In a way this opening track is tragic, but it’s even more brilliant as Tweedy’s anxieties never stray far from the country/alternative sounds on Being There, making it Wilco’s first self-actualized album. It takes the form of a laundry list of raw, simple and individual tracks held together by the very angst that is thrown in your face at the end of “Misunderstood,” before moving on to simpler tales of struggle.
“Forget the Flowers” is a simple, banjo-backed tune that channels Tweedy’s laments through a simple longing for romance. “You’re tryin’ my patience / Try pink carnations / Red roses or yellow daffodils,” quickly becomes one of the more memorable lines as it masks the group’s desire for recognition with images of innocence.
“I Got You (At The End Of The Century)” is easily the most accessible track with the group sounding their most laid-back, just enjoying the simple gift of music. It’s one of the few instances where they let go of their anxiety and rock out, and the resulting infectiousness flourishes.
Yet it’s the self-deprecation and confusion on “Sunken Treasure,” the innocent sense of wonderment on “What’s the World Got in Store,” the bouncy resilience of “Someday Soon” that paint the picture of Wilco’s struggle to grasp rock and roll. Is it money? Is it recognition? All bases are covered here and then some.
By doing so, the album breaks down two barriers that typically condemn lengthy releases to mediocrity.

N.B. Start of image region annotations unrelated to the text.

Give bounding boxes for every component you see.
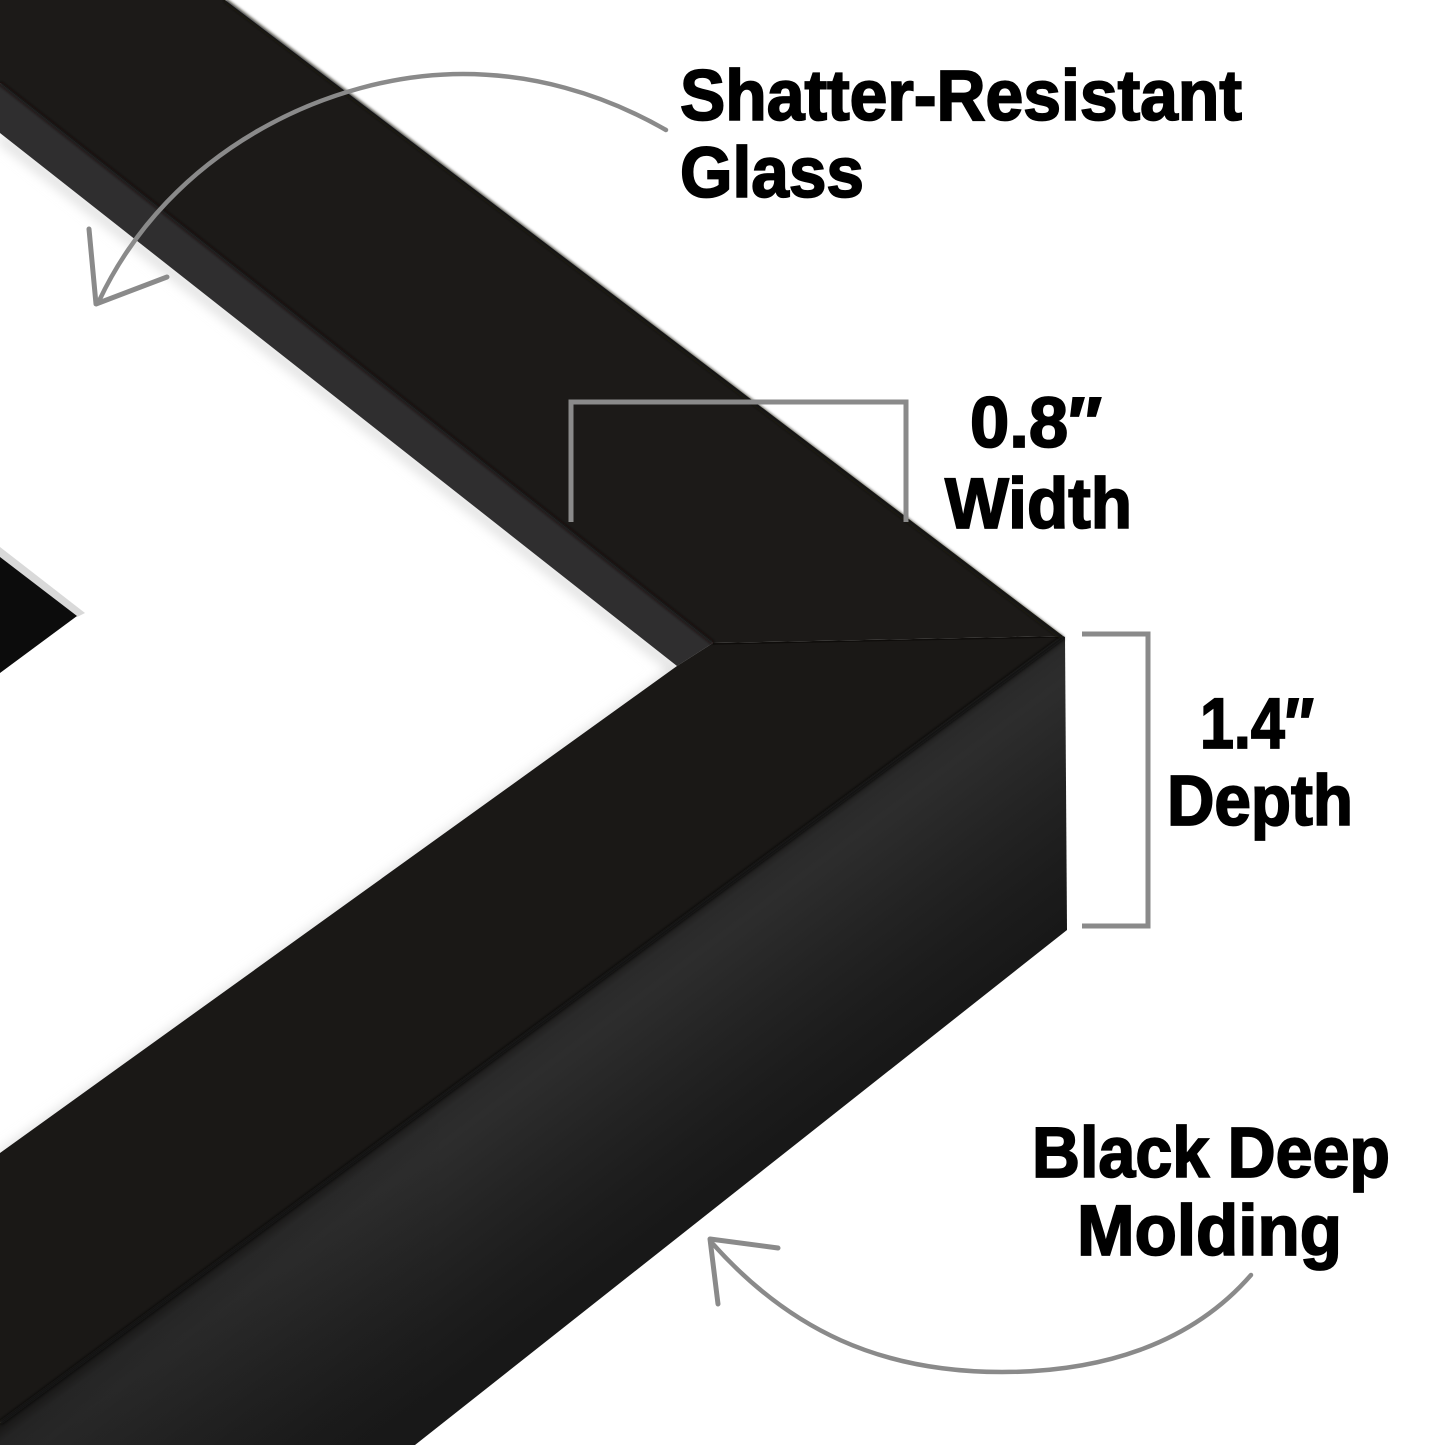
inner shadow on mat: [0, 137, 677, 1157]
frame corner: [0, 0, 1067, 1445]
label: width: [945, 384, 1132, 544]
label: shatter-resistant glass: Shatter-Resistant: [680, 57, 1242, 136]
label: depth: 1.4″: [1200, 685, 1314, 764]
inner picture corner: [0, 547, 85, 673]
label: black deep molding: Black Deep: [1032, 1114, 1390, 1193]
picture black area: [0, 557, 77, 673]
inner rabbet lip: [0, 83, 713, 666]
label: shatter-resistant glass: Glass: [680, 134, 864, 213]
bottom molding face: [0, 636, 1063, 1423]
arrow: black deep molding: [710, 1239, 1251, 1372]
side left shading: [0, 1083, 460, 1445]
miter seam: [713, 637, 1060, 644]
picture mat edge: [0, 547, 85, 617]
bracket: width: [571, 402, 906, 522]
label: width: Width: [945, 465, 1132, 544]
top molding face: [0, 0, 1063, 643]
bracket: depth: [1082, 634, 1148, 926]
molding side: [0, 636, 1067, 1445]
top face outer edge shade: [225, 0, 1061, 637]
face and side edge: [0, 637, 1063, 1423]
label: shatter-resistant glass: [680, 57, 1242, 213]
label: black deep molding: Molding: [1077, 1192, 1342, 1271]
face and lip edge: [0, 83, 713, 643]
label: depth: Depth: [1167, 762, 1353, 841]
arrow: shatter-resistant glass: [89, 74, 666, 304]
label: black deep molding: [1032, 1114, 1390, 1271]
label: width: 0.8″: [970, 384, 1102, 463]
label: depth: [1167, 685, 1353, 841]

First, the fact that it is a double album means without absolutely superb sounds it cannot keep listeners amazed through its entirety. I feel bad holding this against some records, but Being There reminds me why all double LPs need to be responsible for their length, as Wilco proves maintaining a stellar sense of self for 75 minutes is possible. Second, this album does not carry any of the aesthetically deliberate cohesion that has come to define their sound since then. But the expressive elements mentioned earlier provide the cohesive elements necessary to satisfy close listeners.
But at the end of the day, there is another, even more blaring reason Being There is unlikely to be heralded by critics: It is buried at the beginning of what has become a prolific career with albums like Yankee Hotel Foxtrot and A Ghost is Born proving more cohesive, artistic and intriguing. However, as the main segue from the country-rock of A.M. to the internet-age creativity of YHF, and with more grit than the mainstream aspirations of Summerteeth, Being There stands above their early work as an introduction to the raw emotion and songwriting ability of a superstar name in the making.